Date | League | Transaction |
---|---|---|
5th October, 2011 | Turkey | Loaned by Anadolu Efes to Pertevniyal for two seasons. |
13th May, 2012 | Turkey | Signed a five year contract with Anadolu Efes. |
2015 NBA Draft | NBA | Drafted 31st overall by Minnesota. |
2015 NBA Draft | NBA | Draft rights traded by Minnesota, along with the draft rights to Rakeem Christmas (#36) and a 2019 second round pick, to Cleveland in exchange for the draft rights to Tyus Jones (#24). |
18th July, 2017 | NBA | Signed a three year, $8,325,000 contract with Cleveland. |
25th November, 2017 | D-League | Assigned by Cleveland to Canton Charge of the D-League. |
26th November, 2017 | D-League | Recalled by Cleveland from Canton Charge of the D-League. |
2010 - October 2011 | Anadolu Efes (Turkey) |
October 2011 - May 2013 | Pertevniyal (Turkey, TBL2) |
May 2013 - June 2017 | Anadolu Efes (Turkey) |
July 2017 - present | Cleveland Cavaliers (NBA) |
June 29, 2018
Cedi Osman
SF - 6’8, 215lbs - 23 years old - 1 year of experience
Cedi Osman had a good rookie season and should have gotten more minutes.
When he came into the game, he embodied the very things the Cavaliers missed for so much of the season, and at times so painfully. He was very active, primarily, with plenty of energy and motion, particularly on defence. He lacks for elite athleticism and still needs to get stronger, yet Osman has enough size, lateral speed and footwork to rotate properly and timely defensively, and has good hands and reads to boot. Feel free to start listing all the Cavaliers players this season of whom that can be said. Osman largely limits himself offensively to running and spotting, but then, so should most wings when playing alongside LeBron James. And as a weakside shooter, Osman did pretty well all year.
This is not to say that Cedi was especially good. Being a high-IQ unselfish player who moves about, competes on defence, cuts, catches and shoots is a good combination, but it is the combination of a role player. Osman was not asked to create anything at any point, and nor has he ever shown that he really could. He was also never asked to defend any opposing star wings of any great calibre for more than incidental stretches. And the same problem applies there.
Nevertheless, Osman showed some good signs as a rookie. The draft pick, the contract, they all convey onto him an expectation of decency. And it’s there.

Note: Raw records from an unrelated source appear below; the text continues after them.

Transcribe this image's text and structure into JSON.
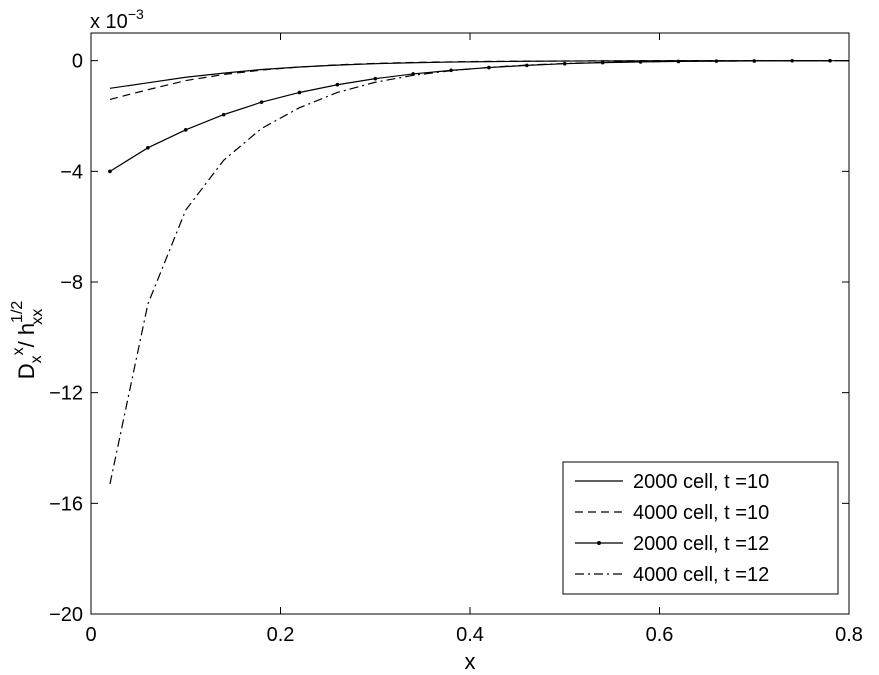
{
  "chart_data": {
    "type": "line",
    "title": "",
    "xlabel": "x",
    "ylabel": {
      "base": "D",
      "sub1": "x",
      "sup1": "x",
      "sep": "/ h",
      "sup2": "1/2",
      "sub2": "xx"
    },
    "y_multiplier": {
      "base": "x 10",
      "exp": "−3"
    },
    "xlim": [
      0,
      0.8
    ],
    "ylim": [
      -20,
      1
    ],
    "x_ticks": [
      0,
      0.2,
      0.4,
      0.6,
      0.8
    ],
    "x_tick_labels": [
      "0",
      "0.2",
      "0.4",
      "0.6",
      "0.8"
    ],
    "y_ticks": [
      -20,
      -16,
      -12,
      -8,
      -4,
      0
    ],
    "y_tick_labels": [
      "−20",
      "−16",
      "−12",
      "−8",
      "−4",
      "0"
    ],
    "grid": false,
    "legend_position": "bottom-right",
    "series": [
      {
        "name": "2000 cell, t =10",
        "style": "solid",
        "x": [
          0.02,
          0.06,
          0.1,
          0.14,
          0.18,
          0.22,
          0.26,
          0.3,
          0.34,
          0.38,
          0.42,
          0.46,
          0.5,
          0.54,
          0.58,
          0.62,
          0.66,
          0.7,
          0.74,
          0.78,
          0.8
        ],
        "y": [
          -1.0,
          -0.8,
          -0.6,
          -0.45,
          -0.32,
          -0.23,
          -0.16,
          -0.11,
          -0.075,
          -0.05,
          -0.034,
          -0.022,
          -0.015,
          -0.01,
          -0.006,
          -0.004,
          -0.002,
          -0.001,
          -0.0005,
          0,
          0
        ]
      },
      {
        "name": "4000 cell, t =10",
        "style": "dashed",
        "x": [
          0.02,
          0.06,
          0.1,
          0.14,
          0.18,
          0.22,
          0.26,
          0.3,
          0.34,
          0.38,
          0.42,
          0.46,
          0.5,
          0.54,
          0.58,
          0.62,
          0.66,
          0.7,
          0.74,
          0.78,
          0.8
        ],
        "y": [
          -1.4,
          -1.05,
          -0.72,
          -0.5,
          -0.34,
          -0.23,
          -0.15,
          -0.1,
          -0.065,
          -0.042,
          -0.027,
          -0.017,
          -0.011,
          -0.007,
          -0.004,
          -0.0025,
          -0.0015,
          -0.001,
          -0.0005,
          0,
          0
        ]
      },
      {
        "name": "2000 cell, t =12",
        "style": "solid-dot",
        "x": [
          0.02,
          0.06,
          0.1,
          0.14,
          0.18,
          0.22,
          0.26,
          0.3,
          0.34,
          0.38,
          0.42,
          0.46,
          0.5,
          0.54,
          0.58,
          0.62,
          0.66,
          0.7,
          0.74,
          0.78
        ],
        "y": [
          -4.0,
          -3.15,
          -2.5,
          -1.95,
          -1.5,
          -1.15,
          -0.87,
          -0.65,
          -0.48,
          -0.35,
          -0.25,
          -0.17,
          -0.11,
          -0.07,
          -0.045,
          -0.028,
          -0.017,
          -0.01,
          -0.005,
          -0.002
        ]
      },
      {
        "name": "4000 cell, t =12",
        "style": "dashdot",
        "x": [
          0.02,
          0.06,
          0.1,
          0.14,
          0.18,
          0.22,
          0.26,
          0.3,
          0.34,
          0.38,
          0.42,
          0.46,
          0.5,
          0.54,
          0.58,
          0.62,
          0.66,
          0.7,
          0.74,
          0.78,
          0.8
        ],
        "y": [
          -15.3,
          -8.8,
          -5.4,
          -3.6,
          -2.45,
          -1.7,
          -1.15,
          -0.78,
          -0.53,
          -0.36,
          -0.24,
          -0.16,
          -0.1,
          -0.065,
          -0.04,
          -0.025,
          -0.015,
          -0.008,
          -0.004,
          -0.001,
          0
        ]
      }
    ]
  }
}
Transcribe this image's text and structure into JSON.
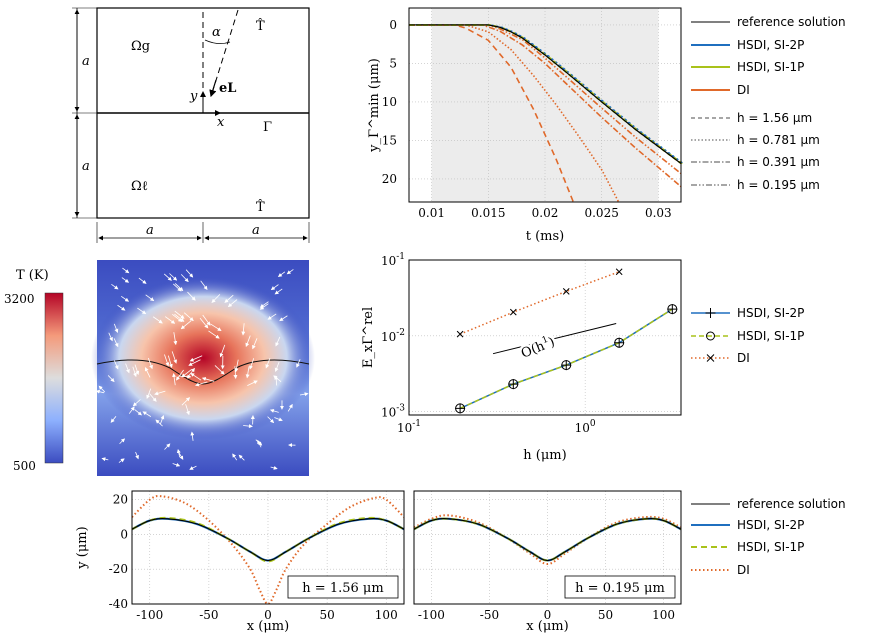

Cleveland need to use it more next time.
Player Plan: Two years and $5,682,143 remaining, all guaranteed. Keep indefinitely.
June 29, 2017
Cedi Osman - 31st pick, 2015
A good year and very projectable as a lengthy three-and-D wing. It is probably time he joined and began to learn NBA defences under the guise of NBA strength coaches, especially given that he is now a free agent.